While options have a value to their recipients, the transfer of value by a board of directors from shareholders to management is done by wise boards because it is in the interests of those shareholders to motivate the management of their company. While I see no logic for expensing this value, I am still in the minority-hopefully a growing minority. Fortunately, there are growing concerns that Black-Scholes is an inappropriate model for valuing employee stock options. Several companies that recently announced their intent to expense options called on regulators to develop a better model. Arbitrary numbers on the income statement aren’t the way to restore investor confidence or reign in executive compensation.
“If you find me three statisticians, I can give you at least six estimates for the volatility of stocks. … There will be people who will try to be clever with these kinds of numbers,” writes David Blitzer, chief investment strategist for Standard & Poors.
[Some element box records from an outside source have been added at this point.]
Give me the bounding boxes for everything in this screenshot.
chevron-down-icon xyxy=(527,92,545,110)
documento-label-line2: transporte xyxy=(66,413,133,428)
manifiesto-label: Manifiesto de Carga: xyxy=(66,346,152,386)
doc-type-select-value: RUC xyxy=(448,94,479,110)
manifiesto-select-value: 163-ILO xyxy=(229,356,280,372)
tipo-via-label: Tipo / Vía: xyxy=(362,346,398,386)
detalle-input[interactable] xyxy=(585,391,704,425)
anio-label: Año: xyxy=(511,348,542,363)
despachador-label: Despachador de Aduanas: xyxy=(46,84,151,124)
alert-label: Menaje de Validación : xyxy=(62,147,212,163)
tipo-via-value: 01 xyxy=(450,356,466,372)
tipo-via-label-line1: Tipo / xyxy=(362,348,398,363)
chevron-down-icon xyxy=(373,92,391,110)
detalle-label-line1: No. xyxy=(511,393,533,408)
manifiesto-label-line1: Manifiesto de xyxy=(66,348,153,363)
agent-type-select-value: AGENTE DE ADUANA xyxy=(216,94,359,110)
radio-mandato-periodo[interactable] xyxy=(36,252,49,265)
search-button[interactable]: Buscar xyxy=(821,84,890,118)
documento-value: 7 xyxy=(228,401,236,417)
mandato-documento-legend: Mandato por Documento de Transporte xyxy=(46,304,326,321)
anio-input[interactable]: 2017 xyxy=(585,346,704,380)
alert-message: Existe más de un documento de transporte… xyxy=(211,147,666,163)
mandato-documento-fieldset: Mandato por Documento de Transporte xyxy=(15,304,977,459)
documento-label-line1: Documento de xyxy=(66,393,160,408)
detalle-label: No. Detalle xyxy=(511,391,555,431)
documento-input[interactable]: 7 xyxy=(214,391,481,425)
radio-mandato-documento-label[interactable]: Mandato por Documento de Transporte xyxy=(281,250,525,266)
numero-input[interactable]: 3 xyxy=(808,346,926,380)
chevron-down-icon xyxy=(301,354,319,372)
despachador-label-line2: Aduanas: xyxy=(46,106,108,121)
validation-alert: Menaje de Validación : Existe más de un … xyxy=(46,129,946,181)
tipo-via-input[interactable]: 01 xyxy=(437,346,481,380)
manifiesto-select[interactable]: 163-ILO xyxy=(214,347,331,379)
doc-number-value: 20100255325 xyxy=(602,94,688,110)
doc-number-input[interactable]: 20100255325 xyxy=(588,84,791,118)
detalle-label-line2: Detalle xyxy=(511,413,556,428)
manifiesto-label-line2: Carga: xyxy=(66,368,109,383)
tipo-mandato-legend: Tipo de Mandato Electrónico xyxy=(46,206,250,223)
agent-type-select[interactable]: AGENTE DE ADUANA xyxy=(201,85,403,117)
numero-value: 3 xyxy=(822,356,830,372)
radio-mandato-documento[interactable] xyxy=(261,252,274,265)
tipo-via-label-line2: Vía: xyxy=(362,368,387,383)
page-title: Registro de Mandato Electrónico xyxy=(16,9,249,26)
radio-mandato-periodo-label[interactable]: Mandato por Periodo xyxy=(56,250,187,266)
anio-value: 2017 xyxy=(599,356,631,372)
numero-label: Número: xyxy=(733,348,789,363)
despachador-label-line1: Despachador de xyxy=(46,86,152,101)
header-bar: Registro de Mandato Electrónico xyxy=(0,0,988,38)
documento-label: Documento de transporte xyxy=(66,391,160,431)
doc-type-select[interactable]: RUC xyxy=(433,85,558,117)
It is time to recognize that there has been enough gaming of the books. The answer is either (a) accounting rules that recognize the fundamental folly of expensing share distribution of all kinds or (b) some kind of valuation that, with at least some degree of realism, reflects the real world.
At present, I see no such valuation on the horizon, nor do I expect one from an international body with little real-world experience with stock options. The only realistic response to recent corporate excess is better directors of public boards. U.S. markets require directors who take seriously their responsibility to represent the shareholders, especially when they arbitrarily transfer value from those shareholders who elected them to the management who works for them.
Bob Pavey is a general partner at Morgenthaler Ventures, which he joined in 1969, one year after its founding. His principal investment focus is communications technologies. He is a past president and chairman of the National Venture Capital Association and past chairman of the Investment Committee for the Endowment Association of the College of William and Mary.